By Jessica Salvador, Graduate Staff Assistant, Undergraduate Research Program, Center for Experiential Learning
The theme for the 2007 Summer Institute in the Arts and Humanities, which will run from June 18th to August 17th, is: "New Directions in Cultural Research: Community Collaboration Practice." It will be taught as an intensive, site-based practicum in emerging methods and practices of engaged cultural studies research. These emerging practices combine interpretive, ethnographic, and performance-based methods, and open avenues for scholars to participate as creative producers as well as critical interpreters of culture and cultural artifacts.
Where the academic humanities have traditionally focused on textual and archival researches, new social and technological developments have recently pushed the humanities to new engagements with everything from new media to new community partnerships. Research and teaching agendas in the humanities are consequently adapting to develop collaborative and community-based orientations. These new orientations have on the one-hand led the humanities into productive exchange with the qualitative social sciences (which have deeper and longer histories of practical, community engagement and development) and the arts (which focus on creative production and have become increasingly central to discussions of community development). These engagements in turn have illuminated the strength of community-based arts and culture projects as a site for humanistic research, but also highlighted arts and culture as methods that can renew community-based research within the social sciences.
While the field sites for the faculty and students' individual and collaborative investigations will focus on particular themes and media (including youth experience, immigrant experience, democracy and social movements, explored through theater performance, TV production and video documentary), the emphasis of the course will be on providing students with the flexible skills needed to frame and engage cultural investigations and collaborations at multiple sites of possible or future research. Possible community site partners under discussion for the 2007 Summer Institute include 911 Media Arts, African Immigrant Television (with SCAN-TV), Reel Girls, and/or Children's Youth Theatre.
The Institute will be led by the following faculty: Craig Jeffrey (Assistant Professor, Geography and Jackson School of International Studies, UW Seattle); Ron Krabill (Assistant Professor, Interdisciplinary Arts and Sciences, UW Bothell); and Kari Lerum (Associate Professor, Interdisciplinary Arts and Sciences, UW Bothell).
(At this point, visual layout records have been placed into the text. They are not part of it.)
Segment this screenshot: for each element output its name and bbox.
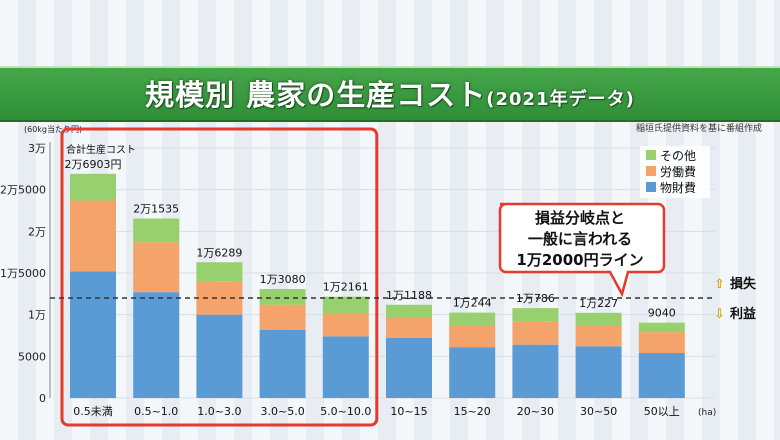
bar-segment [512, 308, 559, 322]
callout-line: 1万2000円ライン [516, 251, 643, 269]
labels-layer: 0.5未満 2万6903円 合計生産コスト 0.5~1.0 2万1535 1.0~3.0 1… [50, 143, 757, 418]
up-arrow-icon: ⇧ [714, 277, 725, 292]
bar-segment [638, 353, 685, 398]
loss-label: 損失 [730, 276, 757, 292]
total-label: 2万1535 [133, 203, 179, 216]
profit-label: 利益 [730, 306, 756, 322]
x-tick-label: 20~30 [517, 405, 554, 418]
bar-segment [70, 200, 116, 272]
bar-segment [196, 262, 243, 282]
total-label: 1万3080 [260, 273, 306, 286]
y-tick-label: 2万5000 [0, 184, 46, 197]
bars-layer [70, 173, 685, 398]
x-tick-label: 3.0~5.0 [260, 405, 304, 418]
y-tick-label: 2万 [28, 225, 46, 238]
bar-segment [386, 304, 432, 318]
x-tick-label: 15~20 [454, 405, 491, 418]
bar-segment [259, 329, 306, 398]
total-label: 1万1188 [386, 289, 432, 302]
bar-segment [386, 338, 432, 398]
bar-segment [575, 346, 622, 398]
callout-line: 一般に言われる [528, 230, 632, 248]
bar-segment [322, 313, 369, 337]
bar-segment [322, 336, 369, 398]
bar-segment [259, 289, 306, 305]
legend-label: その他 [660, 149, 696, 163]
bar-segment [638, 322, 685, 333]
callout-line: 損益分岐点と [535, 209, 625, 227]
bar-segment [638, 332, 685, 353]
callout-bubble [498, 202, 666, 298]
y-tick-label: 1万 [28, 309, 46, 322]
bar-segment [575, 325, 622, 347]
total-label: 9040 [648, 307, 676, 320]
source-note: 稲垣氏提供資料を基に番組作成 [635, 124, 762, 134]
total-caption: 合計生産コスト [66, 143, 136, 156]
y-tick-label: 5000 [18, 350, 46, 363]
legend-swatch [646, 150, 656, 160]
x-tick-label: 50以上 [644, 405, 680, 418]
x-tick-label: 5.0~10.0 [320, 405, 371, 418]
bar-segment [70, 271, 116, 398]
legend-swatch [646, 166, 656, 176]
bar-segment [322, 296, 369, 313]
y-tick-label: 1万5000 [0, 267, 46, 280]
bar-segment [70, 173, 116, 201]
y-unit-label: (60kg当たり円) [24, 124, 82, 134]
bar-segment [449, 312, 496, 326]
bar-segment [196, 314, 243, 398]
x-unit-label: (ha) [698, 408, 716, 418]
bar-segment [575, 312, 622, 326]
x-tick-label: 30~50 [580, 405, 617, 418]
title-band [0, 66, 780, 122]
legend-label: 労働費 [660, 164, 696, 179]
x-tick-label: 1.0~3.0 [197, 405, 241, 418]
bar-segment [133, 292, 180, 398]
x-tick-label: 10~15 [390, 405, 427, 418]
highlight-box [60, 127, 379, 427]
total-label: 1万244 [453, 297, 492, 310]
title-subtitle: (2021年データ) [486, 89, 635, 110]
bar-segment [133, 242, 180, 293]
bar-segment [449, 347, 496, 398]
bar-segment [386, 318, 432, 338]
total-label: 1万227 [579, 297, 618, 310]
x-tick-label: 0.5~1.0 [134, 405, 178, 418]
total-label: 1万6289 [196, 246, 242, 259]
x-tick-label: 0.5未満 [73, 405, 113, 418]
bar-segment [259, 304, 306, 330]
bar-segment [512, 344, 559, 398]
y-tick-label: 3万 [28, 142, 46, 155]
bar-segment [449, 325, 496, 348]
total-label: 1万786 [516, 292, 555, 305]
total-label: 2万6903円 [65, 158, 122, 171]
title-main: 規模別 農家の生産コスト [145, 78, 487, 112]
bar-segment [133, 218, 180, 243]
bar-segment [512, 321, 559, 345]
legend-swatch [646, 182, 656, 192]
legend-label: 物財費 [660, 180, 696, 195]
y-tick-label: 0 [39, 392, 46, 405]
chart-title: 規模別 農家の生産コスト(2021年データ) [0, 72, 780, 114]
down-arrow-icon: ⇩ [714, 307, 725, 322]
total-label: 1万2161 [323, 281, 369, 294]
Participants in the 2007 Summer Institute will be selected through an open, competitive application process. The application is due by Monday, April 2nd, 2007, and applications from students currently pending UW admission will be considered.
Students who are interested in the Summer Institute are reminded that the Institute theme changes annually. Previous Institute themes include, "Nature Matters: On the Varieties of Environmental Experience," "Culture and Globalization," "Trauma, Time, and Memory," and "Becoming Strangers." Institute themes and student applications are released at the beginning of every Winter Quarter.